Esperaba algo peor. Temí que hubiera perdido la razón, que estuviera loco. Hice acopio de fuerzas para preguntar por el origen de esa desgracia.

—Fue por culpa de su valor y, en cierta forma, de su generosidad, señora. No quiso abandonar la casa hasta que todos estuvieran a salvo. Finalmente, después de que la señora Rochester saltara desde el tejado, la casa se derrumbó encima del señor, que en ese momento bajaba por la escalera principal. Todo se hundió. Consiguieron rescatarle de entre los escombros, vivo aunque gravemente herido. Una viga le había protegido parcialmente de los impactos, pero había perdido un ojo y tenía una mano tan destrozada que el señor Carter, el médico, no tuvo más remedio que amputarla de inmediato. El otro ojo se infectó y también lo perdió. Lo cierto es que ahora es un inválido: ciego y manco.

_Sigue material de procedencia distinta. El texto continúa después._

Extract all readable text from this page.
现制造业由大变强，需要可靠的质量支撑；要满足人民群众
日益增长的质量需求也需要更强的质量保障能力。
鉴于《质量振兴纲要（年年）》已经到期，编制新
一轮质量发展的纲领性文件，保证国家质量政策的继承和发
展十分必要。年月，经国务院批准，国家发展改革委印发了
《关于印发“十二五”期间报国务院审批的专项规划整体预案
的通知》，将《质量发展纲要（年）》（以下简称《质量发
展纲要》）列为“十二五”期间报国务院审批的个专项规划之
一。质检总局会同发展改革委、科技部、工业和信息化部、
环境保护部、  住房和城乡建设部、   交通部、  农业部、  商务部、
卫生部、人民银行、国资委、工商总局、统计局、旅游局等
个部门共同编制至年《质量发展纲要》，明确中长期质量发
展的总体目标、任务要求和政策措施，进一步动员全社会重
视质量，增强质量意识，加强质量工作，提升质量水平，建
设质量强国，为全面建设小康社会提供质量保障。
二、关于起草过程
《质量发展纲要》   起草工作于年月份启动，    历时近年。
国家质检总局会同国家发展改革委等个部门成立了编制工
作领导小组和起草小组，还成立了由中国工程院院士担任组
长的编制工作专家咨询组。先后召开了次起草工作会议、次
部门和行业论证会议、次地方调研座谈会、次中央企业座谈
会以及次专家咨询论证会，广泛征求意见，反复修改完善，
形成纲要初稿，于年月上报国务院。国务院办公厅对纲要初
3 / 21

—¿Dónde está? ¿Dónde vive ahora?

—En Ferndean, un caserío que la familia tiene en el campo, a unos cincuenta kilómetros. Un lugar bastante desolado.

—¿Quién está con él?

—El viejo John y su mujer. No quiso a nadie más. Dicen que está derrotado.

—¿Dispone usted de algún medio de transporte?

—Tenemos una silla de postas, señora, una hermosa silla.

—Prepárela enseguida, y si el cochero puede llevarme hoy mismo hasta Ferndean antes de que oscurezca, les pagaré a ambos el doble de la tarifa habitual.